Informal settlements without basic services
“We have seen displacement happening since the beginning of the crisis, but people were not displacing in such big numbers and those who had to leave their houses were often supported by host communities, staying mostly in the houses of relatives or of people they knew and sharing resources with them,” says Esperanza Santos, MSF emergency coordinator in Tigray.
“Recently this has changed and we are seeing a bigger influx of people, especially in Shire, Adwa and Axum,” says Esperanza. “Most are settling in informal sites that don’t have the capacity to host this number of people and that lack services for them. It is an extremely concerning situation because we are not seeing an adequate response from the humanitarian community to address people’s need for water, sanitation, food or medical services.”
Displaced people are also arriving in smaller towns such as Abi Adi, a two-hour drive west of Mekele, Tigray’s capital, located in an area where fighting has been frequent and where some pockets are held by the armed opposition.

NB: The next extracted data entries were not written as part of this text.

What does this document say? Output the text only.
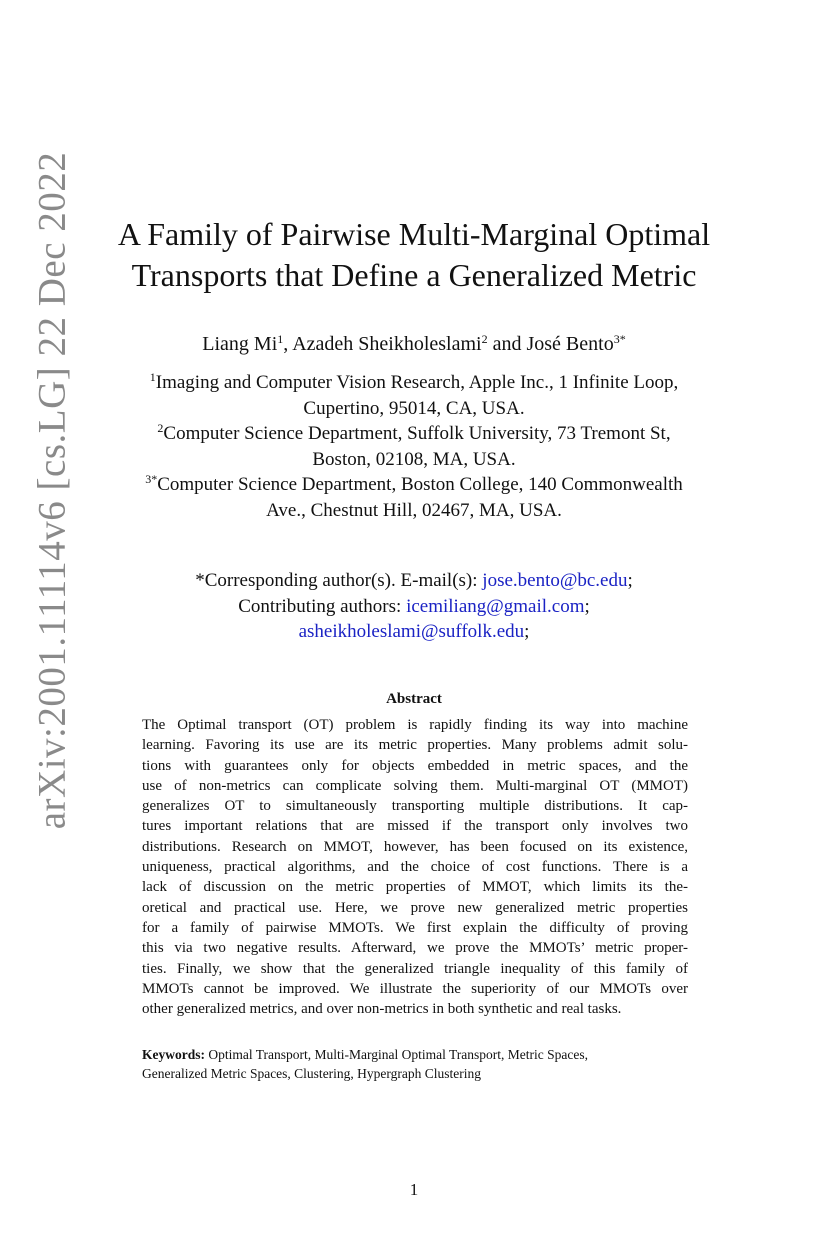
arXiv:2001.11114v6 [cs.LG] 22 Dec 2022	A Family of Pairwise Multi-Marginal Optimal
Transports that Define a Generalized Metric
Liang Mi$^1$, Azadeh Sheikholeslami$^2$ and José Bento$^{3*}$
$^1$Imaging and Computer Vision Research, Apple Inc., 1 Infinite Loop,
Cupertino, 95014, CA, USA.
$^2$Computer Science Department, Suffolk University, 73 Tremont St,
Boston, 02108, MA, USA.
$^{3*}$Computer Science Department, Boston College, 140 Commonwealth
Ave., Chestnut Hill, 02467, MA, USA.
*Corresponding author(s). E-mail(s): jose.bento@bc.edu;
Contributing authors: icemiliang@gmail.com;
asheikholeslami@suffolk.edu;
Abstract
The Optimal transport (OT) problem is rapidly finding its way into machine
learning. Favoring its use are its metric properties. Many problems admit solu-
tions with guarantees only for objects embedded in metric spaces, and the
use of non-metrics can complicate solving them. Multi-marginal OT (MMOT)
generalizes OT to simultaneously transporting multiple distributions. It cap-
tures important relations that are missed if the transport only involves two
distributions. Research on MMOT, however, has been focused on its existence,
uniqueness, practical algorithms, and the choice of cost functions. There is a
lack of discussion on the metric properties of MMOT, which limits its the-
oretical and practical use. Here, we prove new generalized metric properties
for a family of pairwise MMOTs. We first explain the difficulty of proving
this via two negative results. Afterward, we prove the MMOTs’ metric proper-
ties. Finally, we show that the generalized triangle inequality of this family of
MMOTs cannot be improved. We illustrate the superiority of our MMOTs over
other generalized metrics, and over non-metrics in both synthetic and real tasks.
Keywords: Optimal Transport, Multi-Marginal Optimal Transport, Metric Spaces,
Generalized Metric Spaces, Clustering, Hypergraph Clustering
1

Worku, 22, who owned a small clothes shop in Shire, arrived in Abi Adi on 1 March. In November he moved from one area to another in western Tigray but, as a young male, he felt unsafe and decided to approach a distant relative living in a village not far from Abi Adi. He had also heard that aid was available in the town.
“I finally came to Abi Adi because there is more presence of humanitarian organisations,” he says. “Over the past few months, I had to beg from local people. At the most, I received an injera each day. I need food, clothes, water, shelter... Everywhere I’ve been, I’ve been sleeping on the ground. Health-wise I am still fine, but I have seen others get sick on the way and die.”
Sitting nearby is Leterbrahn, a young woman who left Humera four months ago and now shares an 8-square-metre room at Abi Adi elementary school with nearly 20 other people, including her two small daughters. Leterbrahn says she has lost almost everything she owned.
“I only have the clothes you see here,” she says. “I can’t even cook for myself as I don’t have any utensils. I don’t even own a blanket. At one point I was given four bedsheets by local people, but I gave them to the pregnant women. We feel forgotten by the international community and the Ethiopian government. Nobody reaches us. Even after such a long time, we have nothing.”